Rather than hiring from within, at both a municipal and regional level, Burroughs would rather see a search for the very best person for the job, even if it means looking at people from other municipalities.
Burroughs, a Fellow of the Institute of Chartered Accountants, was the owner-operator of the Oban Inn for 30 years, taking over the family business from his parents. He sold it to Vintage Inns in the 1990s, and was able to return to politics full-time. Two and a half years ago, finding more time on his hands as a regional councillor after four years as chair, he took a job as treasurer at Genaire Ltd., which has been manufacturing and repairing aircraft components in NOTL since 1951.
His two main interests which have served him well during his political career at the municipal and regional level are finance and waste management, so it's no surprise that it's tax revenue and providing clarity about property assessment which concern him locally.
In addition to making it clear where the money comes from to run a municipality and what it is spent on, he said, at the municipal, regional and provincial level, he believes taxpayers could be better informed about assessment based on property values.
“Over the last four years I've heard mixed descriptions and complaints with one or the other. It's important to understand both at the local level. I think there are still a lot of people who don't understand that just because their assessment goes up 10 per cent, it doesn't mean their taxes go up 10 per cent. I don't believe that's clear to a lot of people.”
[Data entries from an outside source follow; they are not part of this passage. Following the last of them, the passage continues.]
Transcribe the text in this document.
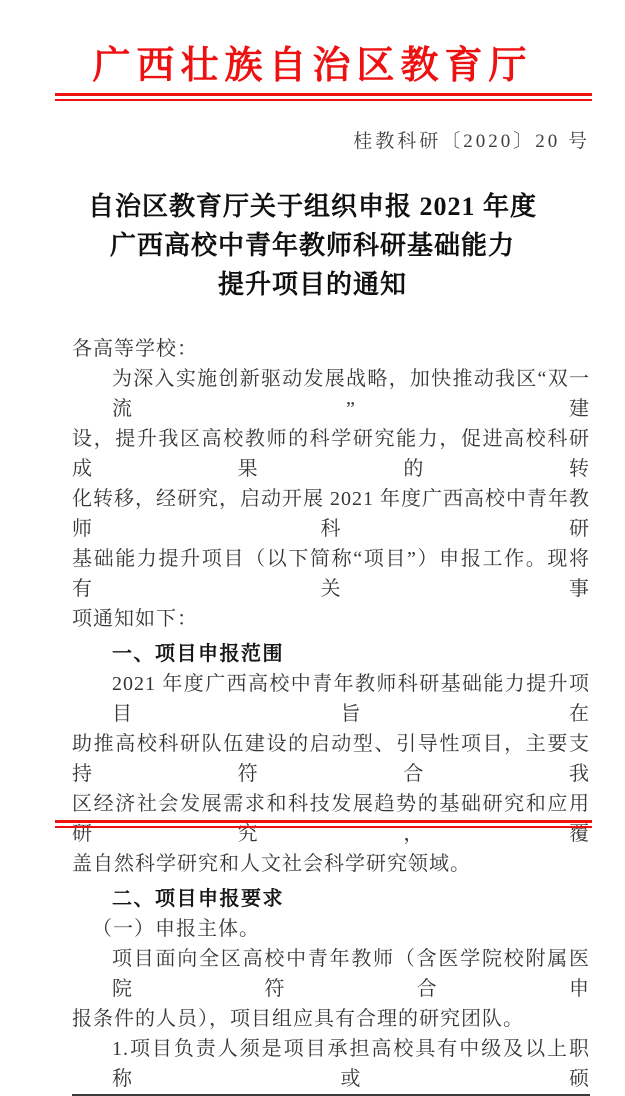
广西壮族自治区教育厅
桂教科研〔2020〕20 号
自治区教育厅关于组织申报 2021 年度
广西高校中青年教师科研基础能力
提升项目的通知
各高等学校：
为深入实施创新驱动发展战略，加快推动我区“双一流”建
设，提升我区高校教师的科学研究能力，促进高校科研成果的转
化转移，经研究，启动开展 2021 年度广西高校中青年教师科研
基础能力提升项目（以下简称“项目”）申报工作。现将有关事
项通知如下：
一、项目申报范围
2021 年度广西高校中青年教师科研基础能力提升项目旨在
助推高校科研队伍建设的启动型、引导性项目，主要支持符合我
区经济社会发展需求和科技发展趋势的基础研究和应用研究，覆
盖自然科学研究和人文社会科学研究领域。
二、项目申报要求
（一）申报主体。
项目面向全区高校中青年教师（含医学院校附属医院符合申
报条件的人员），项目组应具有合理的研究团队。
1.项目负责人须是项目承担高校具有中级及以上职称或硕
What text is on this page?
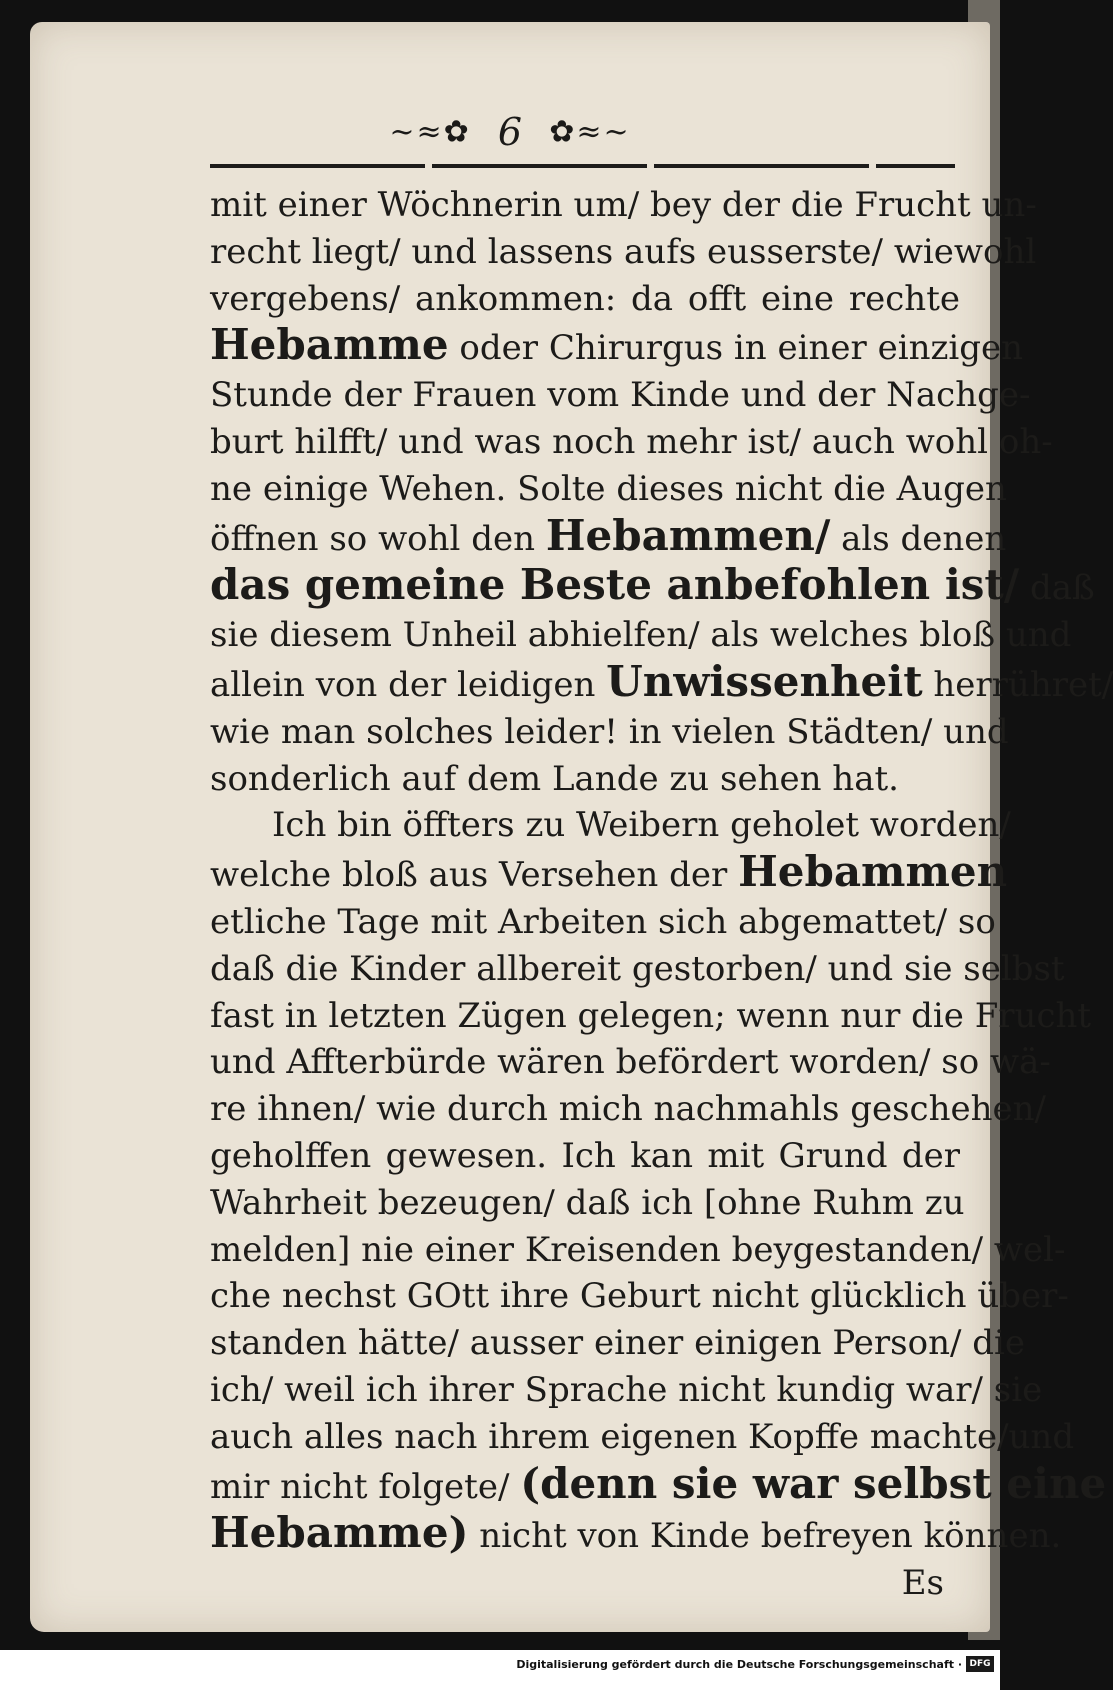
~≈✿ 6 ✿≈~
mit einer Wöchnerin um/ bey der die Frucht un-
recht liegt/ und lassens aufs eusserste/ wiewohl
vergebens/ ankommen: da offt eine rechte
Hebamme oder Chirurgus in einer einzigen
Stunde der Frauen vom Kinde und der Nachge-
burt hilfft/ und was noch mehr ist/ auch wohl oh-
ne einige Wehen. Solte dieses nicht die Augen
öffnen so wohl den Hebammen/ als denen
das gemeine Beste anbefohlen ist/ daß
sie diesem Unheil abhielfen/ als welches bloß und
allein von der leidigen Unwissenheit herrühret/
wie man solches leider! in vielen Städten/ und
sonderlich auf dem Lande zu sehen hat.
Ich bin öffters zu Weibern geholet worden/
welche bloß aus Versehen der Hebammen
etliche Tage mit Arbeiten sich abgemattet/ so
daß die Kinder allbereit gestorben/ und sie selbst
fast in letzten Zügen gelegen; wenn nur die Frucht
und Affterbürde wären befördert worden/ so wä-
re ihnen/ wie durch mich nachmahls geschehen/
geholffen gewesen. Ich kan mit Grund der
Wahrheit bezeugen/ daß ich [ohne Ruhm zu
melden] nie einer Kreisenden beygestanden/ wel-
che nechst GOtt ihre Geburt nicht glücklich über-
standen hätte/ ausser einer einigen Person/ die
ich/ weil ich ihrer Sprache nicht kundig war/ sie
auch alles nach ihrem eigenen Kopffe machte/und
mir nicht folgete/ (denn sie war selbst eine
Hebamme) nicht von Kinde befreyen können.
Es
Digitalisierung gefördert durch die Deutsche Forschungsgemeinschaft · DFG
Niagara-on-the-Lake has won awards for its budget presentation, he said, and he's not criticizing current council for the misunderstanding, but he believes it can be presented more clearly to residents.
“I jwant to relate it to taxpayers so they understand what's happening.”
Burroughs said if elected, “I know I will only get one vote, but these are common sense issues and I hope to help a new council, and those who have been there before, with my experience in other fields.”
He's not concerned there will be up to four new faces at the council table, because it's good to have new ideas, but it's also a “catch-22,” he said, because it's also important to have some experience around the table.
“Experience helps politicians develop a thick skin when it comes to criticism from constituents over decisions made, and while it's important to listen to residents, it's also necessary to make a decision based on the best information you have at that time, and be able to take the criticism that might come your way, although it's not always easy. As long as you're always trying to do the right thing for the town you have to grin and bear it, and go to sleep at night knowing you've done what you think is best.”
He said “in the old days” every councillor at regional and municipal levels just wanted to do the best for their constituents, but he no longer feels that's the way decisions are made at the region.
“That's why I want to go back to municipal council.”
Burroughs said his concern is focused on Niagara-on-the-Lake, and that is the best way to serve it.
“I think I can provide a lot of experience to local staff and to council,” he said.
“It's not that I have any intention of telling others what to do, but I will voice my opinion based on my own experience. Whoever wins the mayor's job, I intend to be quite vocal about trying to get information to residents that they need to understand – including information about where revenue comes from and where their tax dollars go.”
But although he has some ideas of the issues that are important to him, he is really looking forward to going door to door and hearing from residents.
“The community is quite a bit bigger now, and I'm looking forward to meeting people.”
His decision to run for council has been based on his beliefs and what he thinks is important to the town, he said, but once he starts campaigning and talking to people, he'll be hearing about all sorts of issues. “We'll need to deal with them if we can, and if we can't, we need to let residents know we can't and why.”
Burroughs has been chair of the Niagara Parks Commission and Shaw Festival. He's lived in NOTL for about 50 years, and he and his wife Sarah have two daughters and four grandchildren.
In the last term of regional council, Burroughs has been a member of the region's corporate services committee, public works committee, audit committee, budget review committee and waste management planning steering committee.